JACKSONVILLE, Fla. -- In the military, it's the combat decoration anyone can earn, but no one wants to accept - the Purple Heart.
This spring, Governor Rick Scott signed a bill declaring August 7 each year to be recognized as Florida Purple Heart Day.
And on Tuesday, Jacksonville's Military Affairs, Veterans and Disabled Services Division, along with military officials, veterans, and family members honored Purple Heart recipients on Purple Heart Day in front of the Veterans Memorial Wall.
Mattie Brown could not have been happier to sit in the audience and watch her son standing up front.
"It's a big honor. It's a big honor to know that he's still alive," she said.
Lee Brown III, a Senior Vice Commander, is what you'd call a survivor.
"I was injured in 1986 as a result of a Libyan terrorist bombing," he explained.
Brown is one of an estimated 1.7 million recipients of the Purple Heart, a medal awarded to members of the Armed Forces who are wounded or killed in action.
To some, the honor is a painful reminder.
"It's always emotional to stand here.

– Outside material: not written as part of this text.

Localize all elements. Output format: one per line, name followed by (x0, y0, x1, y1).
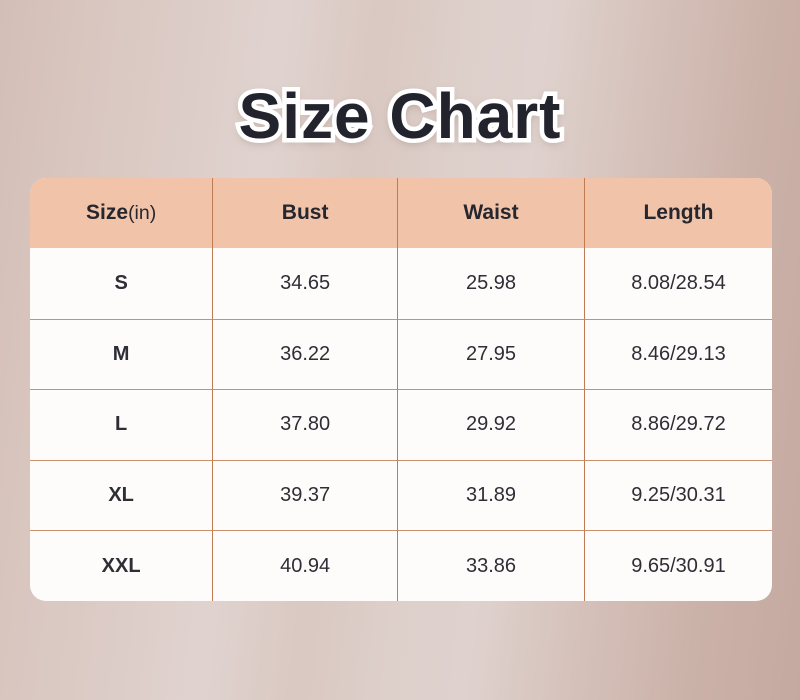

I'm here, my friends are on the wall," said Purple Heart recipient and Vietnam War veteran Tony Daleo.
Those who gathered hung their heads, bowed in honor and in prayer. It was a group united by heartbreak, but bound by the honor that the Purple Heart brings.
"Vets come home and we never know what we're coming home to. It's not the same world that we left. But with the support of friends and family, we're always able to get through it," said Brown.
Following the ceremony, those in attendance walked the ceremonial Purple Heart trail. It's a quarter-mile walk that begins at the Veterans Memorial Wall and ends at the Veterans Memorial Arena.